Disposizioni relative a equidi e fantini
1. Nelle manifestazioni di cui all'art. 1, comma 1, e' vietato
l'utilizzo di equidi di eta' inferiore ai quattro anni.
2. Nelle manifestazioni che prevedono corse di velocita', intese
come corse al galoppo in cui la vittoria viene attribuita solo in
base alla velocita' degli equidi, e' altresi' vietato l'utilizzo di
cavalli di razza purosangue inglese.
3. In deroga al comma 2, l'impiego di cavalli di razza purosangue
inglese e' consentito esclusivamente nei percorsi aventi
caratteristiche tecniche analoghe a quelle degli impianti
ufficialmente autorizzati dal Ministero per le politiche agricole
alimentari e forestali per le corse di galoppo. A tal fine, l'ente o
comitato organizzatore predispone una relazione tecnica sui predetti
percorsi la cui idoneita' deve essere attestata nel verbale della
Commissione comunale o provinciale per la vigilanza e dal tecnico di
cui all'art. 1, comma 3.
4. E' vietata la partecipazione alle manifestazioni di cui
all'art. 1, comma 1, dei fantini e dei cavalieri che abbiano
riportato condanne per maltrattamento o uccisione di animali,
spettacoli o manifestazioni vietati, competizioni non autorizzate e
scommesse clandestine di cui agli articoli 544-bis, 544-ter,
544-quater, 544-quinquies e 727 del codice penale, in cui si evidenzi
uso di sostanze stupefacenti o dopanti attraverso controlli a
campione nonche' risultino positivi ad alcol test a campione prima
della gara in base alle norme attualmente vigenti.

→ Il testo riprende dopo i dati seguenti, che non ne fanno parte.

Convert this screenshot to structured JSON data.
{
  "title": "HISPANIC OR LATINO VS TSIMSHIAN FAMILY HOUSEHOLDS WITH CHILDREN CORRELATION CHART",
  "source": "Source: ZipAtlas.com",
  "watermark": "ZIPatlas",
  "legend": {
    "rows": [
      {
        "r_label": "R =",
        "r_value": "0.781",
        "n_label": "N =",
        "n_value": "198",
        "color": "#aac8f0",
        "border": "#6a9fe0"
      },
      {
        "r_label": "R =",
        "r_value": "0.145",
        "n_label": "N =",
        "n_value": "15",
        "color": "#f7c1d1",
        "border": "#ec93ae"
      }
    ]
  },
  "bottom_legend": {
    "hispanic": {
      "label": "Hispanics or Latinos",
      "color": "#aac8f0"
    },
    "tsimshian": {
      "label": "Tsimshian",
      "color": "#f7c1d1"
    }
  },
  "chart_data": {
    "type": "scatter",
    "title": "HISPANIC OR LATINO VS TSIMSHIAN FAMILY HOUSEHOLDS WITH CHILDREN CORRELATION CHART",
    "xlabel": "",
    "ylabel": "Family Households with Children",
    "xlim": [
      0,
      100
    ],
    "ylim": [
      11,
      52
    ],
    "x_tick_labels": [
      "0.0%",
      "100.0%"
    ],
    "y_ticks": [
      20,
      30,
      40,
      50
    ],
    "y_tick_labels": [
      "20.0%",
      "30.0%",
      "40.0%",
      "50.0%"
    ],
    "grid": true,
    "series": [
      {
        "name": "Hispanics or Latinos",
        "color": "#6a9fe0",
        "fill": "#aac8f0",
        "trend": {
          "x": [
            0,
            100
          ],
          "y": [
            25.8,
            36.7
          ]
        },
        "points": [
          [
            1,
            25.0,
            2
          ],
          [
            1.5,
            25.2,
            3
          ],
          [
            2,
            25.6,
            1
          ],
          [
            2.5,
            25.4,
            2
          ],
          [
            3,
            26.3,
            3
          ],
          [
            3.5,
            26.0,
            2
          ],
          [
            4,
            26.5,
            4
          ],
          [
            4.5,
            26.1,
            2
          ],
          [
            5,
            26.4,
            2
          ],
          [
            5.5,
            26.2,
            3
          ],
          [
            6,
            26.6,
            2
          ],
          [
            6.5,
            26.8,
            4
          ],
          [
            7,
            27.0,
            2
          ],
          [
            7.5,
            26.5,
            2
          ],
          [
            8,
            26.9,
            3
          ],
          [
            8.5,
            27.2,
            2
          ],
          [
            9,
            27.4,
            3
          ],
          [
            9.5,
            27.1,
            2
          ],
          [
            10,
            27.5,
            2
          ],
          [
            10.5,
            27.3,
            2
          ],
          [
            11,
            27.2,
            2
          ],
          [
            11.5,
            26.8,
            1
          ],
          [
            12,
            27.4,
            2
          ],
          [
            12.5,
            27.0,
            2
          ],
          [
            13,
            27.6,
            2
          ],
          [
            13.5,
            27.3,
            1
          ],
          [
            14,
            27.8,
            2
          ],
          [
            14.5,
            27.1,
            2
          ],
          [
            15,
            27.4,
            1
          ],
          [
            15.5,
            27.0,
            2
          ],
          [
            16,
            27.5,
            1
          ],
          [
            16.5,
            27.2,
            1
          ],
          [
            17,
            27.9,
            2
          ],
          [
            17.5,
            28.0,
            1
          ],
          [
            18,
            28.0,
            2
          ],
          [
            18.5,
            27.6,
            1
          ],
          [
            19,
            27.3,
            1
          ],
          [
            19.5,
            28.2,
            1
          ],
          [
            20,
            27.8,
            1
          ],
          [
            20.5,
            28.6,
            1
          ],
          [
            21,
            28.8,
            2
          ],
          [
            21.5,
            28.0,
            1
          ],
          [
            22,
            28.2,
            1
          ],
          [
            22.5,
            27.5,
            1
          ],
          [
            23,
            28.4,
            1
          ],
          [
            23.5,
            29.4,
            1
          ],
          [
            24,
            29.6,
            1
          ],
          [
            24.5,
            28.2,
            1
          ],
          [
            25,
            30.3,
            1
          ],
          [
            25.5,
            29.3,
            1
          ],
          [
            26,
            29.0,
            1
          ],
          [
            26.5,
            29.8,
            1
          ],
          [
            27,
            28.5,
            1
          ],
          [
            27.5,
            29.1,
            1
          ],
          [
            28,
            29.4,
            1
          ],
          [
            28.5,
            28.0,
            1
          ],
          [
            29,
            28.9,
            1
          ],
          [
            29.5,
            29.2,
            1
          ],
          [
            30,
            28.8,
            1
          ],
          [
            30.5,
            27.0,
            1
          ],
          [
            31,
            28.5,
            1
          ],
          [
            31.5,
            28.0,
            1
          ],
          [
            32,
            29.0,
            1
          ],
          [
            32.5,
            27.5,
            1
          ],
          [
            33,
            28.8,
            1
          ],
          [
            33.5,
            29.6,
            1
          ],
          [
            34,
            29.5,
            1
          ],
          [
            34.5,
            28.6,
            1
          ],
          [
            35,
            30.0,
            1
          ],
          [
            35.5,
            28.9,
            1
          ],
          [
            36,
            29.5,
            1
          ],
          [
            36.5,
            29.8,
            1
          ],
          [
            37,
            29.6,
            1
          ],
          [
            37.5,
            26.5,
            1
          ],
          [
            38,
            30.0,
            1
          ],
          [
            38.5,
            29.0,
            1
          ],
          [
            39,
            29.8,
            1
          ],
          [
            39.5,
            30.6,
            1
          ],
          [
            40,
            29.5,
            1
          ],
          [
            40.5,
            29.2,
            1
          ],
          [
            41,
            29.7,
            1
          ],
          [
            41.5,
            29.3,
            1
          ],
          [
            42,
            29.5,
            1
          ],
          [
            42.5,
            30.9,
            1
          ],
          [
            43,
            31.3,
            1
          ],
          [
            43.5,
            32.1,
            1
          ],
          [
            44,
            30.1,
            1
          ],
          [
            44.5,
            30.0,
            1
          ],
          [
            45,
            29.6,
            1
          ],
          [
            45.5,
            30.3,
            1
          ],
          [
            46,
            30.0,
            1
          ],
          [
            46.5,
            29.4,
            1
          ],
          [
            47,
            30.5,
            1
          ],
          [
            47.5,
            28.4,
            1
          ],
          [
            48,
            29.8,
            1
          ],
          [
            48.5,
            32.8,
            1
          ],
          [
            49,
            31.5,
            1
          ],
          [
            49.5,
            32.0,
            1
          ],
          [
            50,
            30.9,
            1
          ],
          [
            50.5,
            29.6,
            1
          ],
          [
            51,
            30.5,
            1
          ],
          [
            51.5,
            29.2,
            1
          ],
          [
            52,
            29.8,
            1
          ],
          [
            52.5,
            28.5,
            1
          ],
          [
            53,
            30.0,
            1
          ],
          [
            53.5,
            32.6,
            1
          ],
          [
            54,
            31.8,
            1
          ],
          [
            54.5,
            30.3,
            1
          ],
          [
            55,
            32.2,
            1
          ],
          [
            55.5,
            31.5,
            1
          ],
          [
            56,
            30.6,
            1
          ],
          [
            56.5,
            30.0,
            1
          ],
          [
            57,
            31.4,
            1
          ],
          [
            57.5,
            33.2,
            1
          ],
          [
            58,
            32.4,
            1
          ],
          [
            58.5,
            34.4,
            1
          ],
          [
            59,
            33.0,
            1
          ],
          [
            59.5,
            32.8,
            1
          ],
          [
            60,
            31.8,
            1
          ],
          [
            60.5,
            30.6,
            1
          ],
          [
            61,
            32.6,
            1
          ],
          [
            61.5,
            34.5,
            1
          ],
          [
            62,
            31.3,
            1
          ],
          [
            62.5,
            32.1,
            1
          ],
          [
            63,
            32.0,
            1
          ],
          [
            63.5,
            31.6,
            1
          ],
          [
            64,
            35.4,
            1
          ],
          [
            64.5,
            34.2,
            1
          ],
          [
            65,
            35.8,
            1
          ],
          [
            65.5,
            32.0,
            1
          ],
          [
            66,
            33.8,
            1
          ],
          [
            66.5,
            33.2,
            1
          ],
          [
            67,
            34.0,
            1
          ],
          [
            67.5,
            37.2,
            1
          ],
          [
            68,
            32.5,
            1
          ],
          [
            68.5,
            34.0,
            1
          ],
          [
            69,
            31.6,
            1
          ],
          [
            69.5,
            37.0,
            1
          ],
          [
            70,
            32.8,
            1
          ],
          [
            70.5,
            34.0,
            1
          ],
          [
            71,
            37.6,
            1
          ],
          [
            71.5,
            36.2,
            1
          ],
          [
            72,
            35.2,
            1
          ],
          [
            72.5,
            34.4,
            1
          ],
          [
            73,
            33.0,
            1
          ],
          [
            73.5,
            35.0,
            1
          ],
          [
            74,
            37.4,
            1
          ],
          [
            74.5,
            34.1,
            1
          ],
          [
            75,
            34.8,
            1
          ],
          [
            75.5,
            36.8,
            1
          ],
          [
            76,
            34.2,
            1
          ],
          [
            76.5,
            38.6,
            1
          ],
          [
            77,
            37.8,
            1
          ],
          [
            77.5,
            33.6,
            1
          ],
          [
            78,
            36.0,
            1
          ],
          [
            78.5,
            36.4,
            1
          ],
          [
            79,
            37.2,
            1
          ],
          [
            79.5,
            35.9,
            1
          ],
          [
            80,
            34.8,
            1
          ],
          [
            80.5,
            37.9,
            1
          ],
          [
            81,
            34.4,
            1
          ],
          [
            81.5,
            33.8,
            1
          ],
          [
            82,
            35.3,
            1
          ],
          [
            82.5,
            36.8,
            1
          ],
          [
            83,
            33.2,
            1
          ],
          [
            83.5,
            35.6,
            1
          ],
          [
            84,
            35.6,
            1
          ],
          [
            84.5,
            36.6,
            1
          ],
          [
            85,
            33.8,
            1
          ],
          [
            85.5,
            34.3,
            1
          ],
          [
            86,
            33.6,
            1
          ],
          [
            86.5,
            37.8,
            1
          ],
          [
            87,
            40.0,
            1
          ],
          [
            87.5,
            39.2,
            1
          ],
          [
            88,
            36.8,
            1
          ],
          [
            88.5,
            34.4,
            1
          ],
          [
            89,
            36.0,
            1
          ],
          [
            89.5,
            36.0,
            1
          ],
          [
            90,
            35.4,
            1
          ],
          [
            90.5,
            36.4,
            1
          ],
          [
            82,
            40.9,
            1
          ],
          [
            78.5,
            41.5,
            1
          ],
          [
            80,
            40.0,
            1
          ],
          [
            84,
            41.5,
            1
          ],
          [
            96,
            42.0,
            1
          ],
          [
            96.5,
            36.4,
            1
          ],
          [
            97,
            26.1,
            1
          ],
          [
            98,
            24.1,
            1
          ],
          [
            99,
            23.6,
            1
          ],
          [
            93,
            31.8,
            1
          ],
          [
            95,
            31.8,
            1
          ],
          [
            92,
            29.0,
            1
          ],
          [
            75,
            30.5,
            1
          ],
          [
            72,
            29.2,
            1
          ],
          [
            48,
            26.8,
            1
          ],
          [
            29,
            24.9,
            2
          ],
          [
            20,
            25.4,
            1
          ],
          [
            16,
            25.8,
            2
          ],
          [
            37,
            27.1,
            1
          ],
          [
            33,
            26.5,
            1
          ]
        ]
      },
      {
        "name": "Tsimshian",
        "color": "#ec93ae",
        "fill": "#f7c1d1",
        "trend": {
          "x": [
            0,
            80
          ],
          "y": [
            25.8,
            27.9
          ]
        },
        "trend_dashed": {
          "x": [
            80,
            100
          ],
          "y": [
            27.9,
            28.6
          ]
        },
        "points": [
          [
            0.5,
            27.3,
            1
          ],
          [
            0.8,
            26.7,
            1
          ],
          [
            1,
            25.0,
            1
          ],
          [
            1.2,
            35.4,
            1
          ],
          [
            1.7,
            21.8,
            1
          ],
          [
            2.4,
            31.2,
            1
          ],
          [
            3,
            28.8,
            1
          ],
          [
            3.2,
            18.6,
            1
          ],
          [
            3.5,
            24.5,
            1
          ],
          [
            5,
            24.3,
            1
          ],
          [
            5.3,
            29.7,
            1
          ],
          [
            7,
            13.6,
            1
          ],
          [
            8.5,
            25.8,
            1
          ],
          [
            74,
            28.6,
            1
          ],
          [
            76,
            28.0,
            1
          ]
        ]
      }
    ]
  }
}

5. La ASL competente per territorio garantisce, durante lo
svolgimento della manifestazione e delle prove, la presenza di un
veterinario ufficiale, il quale deve inviare, entro sette giorni dal
termine della manifestazione, una scheda tecnica, compilata sulla
base di un modello definito dalla Direzione generale della sanita'
animale e dei farmaci veterinari all'Istituto zooprofilattico
sperimentale della Lombardia e dell'Emilia Romagna - Centro di
referenza per il benessere animale, il quale, entro il 30 giugno di
ogni anno invia alla Direzione generale della sanita' animale e dei
farmaci veterinari del Ministero della salute una relazione
contenente la valutazione dei dati raccolti.